I have post graduate training in the Hakomi Method of psychotherapy. A mindful and experiential method of psychotherapy that includes a focus of awareness on the body (sensorimotor) as well as our mind (emotions and cognitions) and values the art of tracking and attunement by the therapist. Having found the Hakomi Method to be elegant and efficacious I have much appreciation for it. If there is any one therapeutic approach I lean most heavily on this would be it.
I have found that no one therapeutic approach works with any client 100% of the time. Choosing what approach to use, and when, is part of the art of psychotherapy. I strive to provide an individually tailored and collaborative approach that is unique to each person. Thus the way I work is necessarily flexible so that it is customized to you. In doing so I draw from an array of styles and techniques to incorporate what is most helpful for each individual. It's wiser to pull from all of the field's clinical knowledge than be an ideologue and devotee of one particular practice. My intention for each session is to provide the experience that you need or seek.

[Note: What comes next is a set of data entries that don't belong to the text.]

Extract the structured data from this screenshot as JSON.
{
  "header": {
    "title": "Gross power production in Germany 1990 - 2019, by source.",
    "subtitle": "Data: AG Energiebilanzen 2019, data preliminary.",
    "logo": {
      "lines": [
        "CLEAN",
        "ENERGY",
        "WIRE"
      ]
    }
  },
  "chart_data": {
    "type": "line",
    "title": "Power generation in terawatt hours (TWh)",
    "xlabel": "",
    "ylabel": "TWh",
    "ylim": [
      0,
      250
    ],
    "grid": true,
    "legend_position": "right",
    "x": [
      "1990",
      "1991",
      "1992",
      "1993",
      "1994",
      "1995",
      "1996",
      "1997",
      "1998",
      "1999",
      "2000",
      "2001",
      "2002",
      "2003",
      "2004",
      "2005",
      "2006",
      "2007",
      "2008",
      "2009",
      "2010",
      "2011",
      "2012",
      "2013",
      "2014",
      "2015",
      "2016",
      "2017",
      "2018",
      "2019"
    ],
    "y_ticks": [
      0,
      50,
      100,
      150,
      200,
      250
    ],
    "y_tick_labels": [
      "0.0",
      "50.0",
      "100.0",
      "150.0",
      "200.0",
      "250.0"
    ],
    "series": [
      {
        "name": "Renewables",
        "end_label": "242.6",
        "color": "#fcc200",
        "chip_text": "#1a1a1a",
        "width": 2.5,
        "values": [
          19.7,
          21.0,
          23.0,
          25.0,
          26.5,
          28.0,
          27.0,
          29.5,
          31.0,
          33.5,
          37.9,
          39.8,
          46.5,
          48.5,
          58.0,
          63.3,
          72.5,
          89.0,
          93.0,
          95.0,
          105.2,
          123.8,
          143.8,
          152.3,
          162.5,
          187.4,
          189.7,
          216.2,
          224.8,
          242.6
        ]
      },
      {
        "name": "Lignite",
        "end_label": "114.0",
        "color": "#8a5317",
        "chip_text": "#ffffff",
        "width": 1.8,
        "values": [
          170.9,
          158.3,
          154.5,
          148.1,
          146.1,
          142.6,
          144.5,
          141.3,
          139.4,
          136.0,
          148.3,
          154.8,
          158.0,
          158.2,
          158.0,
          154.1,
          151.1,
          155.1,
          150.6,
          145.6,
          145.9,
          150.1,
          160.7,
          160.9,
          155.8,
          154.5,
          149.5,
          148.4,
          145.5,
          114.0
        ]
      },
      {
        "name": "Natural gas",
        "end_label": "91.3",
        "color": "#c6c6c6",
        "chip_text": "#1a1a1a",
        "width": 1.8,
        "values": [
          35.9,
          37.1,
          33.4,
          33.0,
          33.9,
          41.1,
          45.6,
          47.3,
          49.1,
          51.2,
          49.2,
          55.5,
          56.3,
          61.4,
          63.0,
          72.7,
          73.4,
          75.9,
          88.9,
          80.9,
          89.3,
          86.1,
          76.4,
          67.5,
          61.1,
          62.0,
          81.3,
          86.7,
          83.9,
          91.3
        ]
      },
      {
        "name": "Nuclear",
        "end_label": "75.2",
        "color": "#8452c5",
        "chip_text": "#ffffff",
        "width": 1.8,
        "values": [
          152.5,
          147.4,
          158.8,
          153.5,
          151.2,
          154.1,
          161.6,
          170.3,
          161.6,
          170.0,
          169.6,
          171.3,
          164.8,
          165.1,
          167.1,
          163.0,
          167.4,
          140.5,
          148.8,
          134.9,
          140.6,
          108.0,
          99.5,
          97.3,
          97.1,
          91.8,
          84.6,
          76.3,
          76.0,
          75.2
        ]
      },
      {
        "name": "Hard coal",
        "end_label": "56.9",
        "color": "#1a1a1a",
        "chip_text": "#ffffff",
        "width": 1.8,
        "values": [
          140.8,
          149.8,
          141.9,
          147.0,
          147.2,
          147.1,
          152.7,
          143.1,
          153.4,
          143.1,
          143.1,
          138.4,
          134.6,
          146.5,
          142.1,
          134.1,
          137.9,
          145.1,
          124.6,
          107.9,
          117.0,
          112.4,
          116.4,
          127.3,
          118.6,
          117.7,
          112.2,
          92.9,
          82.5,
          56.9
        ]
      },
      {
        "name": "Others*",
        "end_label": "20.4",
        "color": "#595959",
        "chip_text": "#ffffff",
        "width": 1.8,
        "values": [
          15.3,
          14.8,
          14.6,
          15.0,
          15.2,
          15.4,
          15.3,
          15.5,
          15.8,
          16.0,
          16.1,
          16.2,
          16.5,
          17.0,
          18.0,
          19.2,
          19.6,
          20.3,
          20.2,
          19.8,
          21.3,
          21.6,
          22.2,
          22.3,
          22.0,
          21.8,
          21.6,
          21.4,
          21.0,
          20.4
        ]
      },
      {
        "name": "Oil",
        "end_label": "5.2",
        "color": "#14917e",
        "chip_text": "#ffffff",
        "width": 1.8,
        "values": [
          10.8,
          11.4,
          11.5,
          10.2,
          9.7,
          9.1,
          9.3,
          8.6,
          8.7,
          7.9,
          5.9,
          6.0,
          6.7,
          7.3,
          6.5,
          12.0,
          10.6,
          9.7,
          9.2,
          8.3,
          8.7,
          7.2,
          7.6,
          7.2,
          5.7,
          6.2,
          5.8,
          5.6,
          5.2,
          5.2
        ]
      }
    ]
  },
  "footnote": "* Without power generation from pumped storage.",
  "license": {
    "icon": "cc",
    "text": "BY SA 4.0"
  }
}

I have a Masters in Social Work and completed the post graduate supervision training (2000 hours) and testing to become a Licensed Clinical Social Worker. I am licensed in the state of Maine (LC 15342) and Oregon (4850). I have thousands of hours counseling adults of all ages and backgrounds. I have provided psychotherapy in counseling centers, medical clinics, hospitals, prisons and in my private practice for seven years. I have significant counseling experience helping people with relationship discord, intimacy, anxiety, grief, a history of trauma and sexual abuse, depression, crisis, substance abuse, life transitions, and gender issues. While this may seem like a varied list most problems fit into three categories: distress, difficulty with change, and difficulty with things as they are. Thus my work with individuals is about relieving distress, helping them get unstuck, and cultivating acceptance of that which they can not change.